Voorrangsregeling
Ten aanzien van kruispunten zijn in het Reglement Verkeersregels en Verkeerstekens de volgende gedragsbepalingen opgenomen:
- bestuurders mogen een kruispunt niet blokkeren (artikel 14);
- bestuurders verlenen voorrang aan voor hen van rechts komende bestuurders (artikel 15) met dien verstande dat bestuurders op een onverharde weg altijd voorrang moeten verlenen aan bestuurders op een verharde weg;
- bestuurders die uit een uitrit wegrijden of van een weg een inrit oprijden moeten het overige verkeer (alle weggebruikers) voor laten gaan (artikel 54).
Onder bestuurders worden alle weggebruikers behalve voetgangers begrepen. Fietsers, bromfietsers, bestuurders van een invalidenvoertuig, ruiters, geleiders van rijen trekdieren en bestuurders van een bespannen of onbespannen wagen zijn dus ook bestuurders.
Voorrangsweg en -kruispunten
De voorrang is op alle kruispunten in gebiedsontsluitingswegen met behulp van verkeerstekens geregeld (voorrangsweg).
Voorrang verlenen
Het de betrokken bestuurders in staat stellen ongehinderd hun weg te vervolgen (RVV: artikel 1).
Het voorrang verlenen speelt zich af in een drietal fasen:
- fase 1: het naderen van de kruisende voorrangsweg: de voorrangsplichtige dient het kruispunt zodanig te naderen, dat bij de voorrangsgerechtigde het vertrouwen wordt gewekt dat hem voorrang wordt verleend;
- fase 2: het oprijden van de kruisende voorrangsweg: de voorrangsplichtige moet voldoende ruimte vrijlaten aan de voorrangsgerechtigde bestuurder;
- fase 3: het verlaten van het kruispunt: tussen het verlaten van het kruispuntsvlak door de voorrangsplichtige en het oprijden hiervan door de voorrangsgerechtigde moet voldoende tijd aanwezig zijn.
Het regelen van de voorrang met behulp van verkeerstekens op kruispunten geschiedt in principe door middel van de volgende maatregelen:
- op de (ondergeschikte) zijweg het verkeersteken B6 of eventueel B7 (verleen voorrang aan bestuurders op de kruisende weg) en haaientanden op het wegdek;
- op de hoofdweg: voorrangsweg met verkeersteken B1 of voorrangskruispunt met de verkeerstekens B3, B4 of B5.
De gebiedsontsluitingsweg is een voorrangsweg (geen voorrangskruispunten). Het toepassen van een voorrangsregeling met behulp van verkeerstekens geschiedt primair vanuit de hiërarchie van de wegenstructuur. Dit betekent dat bij een kruispunt tussen twee gebiedsontsluitingswegen zal moeten worden gekozen uit:
- Het toepassen van een rotonde, waarbij het verkeer op de rotonde voorrang geniet. Deze oplossing komt tegemoet aan de gelijkwaardigheid van beide kruisende gebiedsontsluitingswegen en heeft daarnaast vele andere voordelen.

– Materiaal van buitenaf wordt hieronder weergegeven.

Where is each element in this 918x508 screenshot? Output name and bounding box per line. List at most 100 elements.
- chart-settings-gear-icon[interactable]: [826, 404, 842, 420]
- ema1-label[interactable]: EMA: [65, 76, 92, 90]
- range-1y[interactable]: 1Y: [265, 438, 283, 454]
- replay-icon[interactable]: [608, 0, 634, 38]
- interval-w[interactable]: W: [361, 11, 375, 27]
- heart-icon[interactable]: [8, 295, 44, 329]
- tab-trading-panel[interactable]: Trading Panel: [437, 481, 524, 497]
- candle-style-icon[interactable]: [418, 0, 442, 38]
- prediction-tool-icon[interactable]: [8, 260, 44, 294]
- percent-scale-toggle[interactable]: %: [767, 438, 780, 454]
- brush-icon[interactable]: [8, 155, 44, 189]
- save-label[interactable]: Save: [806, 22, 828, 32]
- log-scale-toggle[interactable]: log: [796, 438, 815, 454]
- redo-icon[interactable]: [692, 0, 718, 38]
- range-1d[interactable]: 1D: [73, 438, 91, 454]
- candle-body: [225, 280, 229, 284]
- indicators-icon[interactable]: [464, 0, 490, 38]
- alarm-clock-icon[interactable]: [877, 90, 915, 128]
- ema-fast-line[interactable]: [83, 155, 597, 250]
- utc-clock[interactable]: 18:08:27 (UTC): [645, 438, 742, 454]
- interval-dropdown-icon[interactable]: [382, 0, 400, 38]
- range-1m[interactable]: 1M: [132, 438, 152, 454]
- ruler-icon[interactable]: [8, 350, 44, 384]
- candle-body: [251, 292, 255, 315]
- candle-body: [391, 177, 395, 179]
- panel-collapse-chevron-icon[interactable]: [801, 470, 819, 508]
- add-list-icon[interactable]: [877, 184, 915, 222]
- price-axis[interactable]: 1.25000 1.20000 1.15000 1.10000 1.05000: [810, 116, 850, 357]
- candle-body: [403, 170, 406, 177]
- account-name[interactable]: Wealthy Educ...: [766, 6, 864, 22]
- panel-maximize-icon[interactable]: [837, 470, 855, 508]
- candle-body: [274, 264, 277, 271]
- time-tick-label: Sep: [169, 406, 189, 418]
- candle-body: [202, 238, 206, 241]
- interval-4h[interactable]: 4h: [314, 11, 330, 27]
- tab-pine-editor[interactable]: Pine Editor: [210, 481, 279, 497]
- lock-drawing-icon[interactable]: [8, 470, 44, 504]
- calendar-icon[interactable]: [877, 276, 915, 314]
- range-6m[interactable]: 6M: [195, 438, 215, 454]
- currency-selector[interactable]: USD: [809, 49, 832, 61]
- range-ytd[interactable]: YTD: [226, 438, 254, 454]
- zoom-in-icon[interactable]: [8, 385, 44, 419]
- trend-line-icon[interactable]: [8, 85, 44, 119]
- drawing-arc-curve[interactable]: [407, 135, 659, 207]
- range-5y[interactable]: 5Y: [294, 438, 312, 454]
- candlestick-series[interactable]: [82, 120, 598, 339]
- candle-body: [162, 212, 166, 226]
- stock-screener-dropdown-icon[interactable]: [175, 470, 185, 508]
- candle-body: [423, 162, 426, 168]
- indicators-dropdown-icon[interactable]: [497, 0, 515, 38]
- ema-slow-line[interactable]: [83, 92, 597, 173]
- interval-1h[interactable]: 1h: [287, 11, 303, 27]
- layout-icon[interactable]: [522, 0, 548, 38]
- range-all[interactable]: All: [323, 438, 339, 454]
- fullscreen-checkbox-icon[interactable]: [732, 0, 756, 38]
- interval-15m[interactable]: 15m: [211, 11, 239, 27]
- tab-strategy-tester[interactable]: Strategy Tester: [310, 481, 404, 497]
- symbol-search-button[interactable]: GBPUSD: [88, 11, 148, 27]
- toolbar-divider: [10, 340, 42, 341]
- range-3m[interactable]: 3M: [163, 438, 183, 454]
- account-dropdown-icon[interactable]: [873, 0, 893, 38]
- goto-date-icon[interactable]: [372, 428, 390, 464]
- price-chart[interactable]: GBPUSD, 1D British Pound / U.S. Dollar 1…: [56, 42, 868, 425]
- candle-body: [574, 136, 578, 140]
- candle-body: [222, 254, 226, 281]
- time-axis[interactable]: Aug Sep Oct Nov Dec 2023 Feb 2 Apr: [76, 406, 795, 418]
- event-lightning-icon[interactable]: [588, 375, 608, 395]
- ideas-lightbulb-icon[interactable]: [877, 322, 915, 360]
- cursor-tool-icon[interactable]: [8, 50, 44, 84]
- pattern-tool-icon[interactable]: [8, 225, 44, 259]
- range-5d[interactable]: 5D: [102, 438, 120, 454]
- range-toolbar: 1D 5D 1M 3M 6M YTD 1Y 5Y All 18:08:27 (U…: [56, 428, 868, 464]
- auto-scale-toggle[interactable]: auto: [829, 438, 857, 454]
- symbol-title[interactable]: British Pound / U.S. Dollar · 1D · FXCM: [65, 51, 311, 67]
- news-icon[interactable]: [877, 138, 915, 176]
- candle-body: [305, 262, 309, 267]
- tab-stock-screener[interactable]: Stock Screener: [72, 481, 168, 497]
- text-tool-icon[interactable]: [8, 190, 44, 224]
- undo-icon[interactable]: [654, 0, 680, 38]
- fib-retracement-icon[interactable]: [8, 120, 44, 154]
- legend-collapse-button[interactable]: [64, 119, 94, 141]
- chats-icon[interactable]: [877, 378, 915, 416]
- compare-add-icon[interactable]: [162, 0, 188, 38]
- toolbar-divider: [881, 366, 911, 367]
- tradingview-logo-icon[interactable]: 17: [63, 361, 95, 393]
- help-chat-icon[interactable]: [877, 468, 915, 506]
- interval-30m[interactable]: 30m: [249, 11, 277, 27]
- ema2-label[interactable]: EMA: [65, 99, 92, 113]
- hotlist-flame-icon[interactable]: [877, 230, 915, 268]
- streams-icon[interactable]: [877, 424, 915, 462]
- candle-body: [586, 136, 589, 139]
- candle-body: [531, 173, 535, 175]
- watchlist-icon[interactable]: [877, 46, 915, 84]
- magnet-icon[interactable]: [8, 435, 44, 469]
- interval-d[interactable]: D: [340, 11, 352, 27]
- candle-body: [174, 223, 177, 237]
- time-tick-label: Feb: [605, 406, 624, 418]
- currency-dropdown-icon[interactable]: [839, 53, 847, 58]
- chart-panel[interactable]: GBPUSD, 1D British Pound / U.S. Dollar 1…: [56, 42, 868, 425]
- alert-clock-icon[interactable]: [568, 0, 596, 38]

- Het ondergeschikt maken van één van beide wegen. De weg met de hoogste allure, de hoogste intensiteiten of de hoogste werkelijke snelheden kan het beste als voorrangsweg worden gehandhaafd.
Bij een voorrangsregeling met verkeersborden kan in de regel niet worden volstaan met alleen het plaatsen van de voorgeschreven borden. Ook de vormgeving dient zodanig te zijn, dat de waarneming van de voorrangsverhouding op het kruispunt overeenkomt met de aldaar getroffen voorrangsregeling. De vormgeving ondersteunt de voorrangsregeling als duidelijk is, welke van de toeleidende wegen de voorrangsgerechtigde weg is en welke de zijweg. Dit is mogelijk door allureverschil tussen beide wegen te realiseren. Dit kan bijvoorbeeld door een (lange) middengeleider in de hoofdweg en een verkeersdruppel in de zijweg aan te brengen.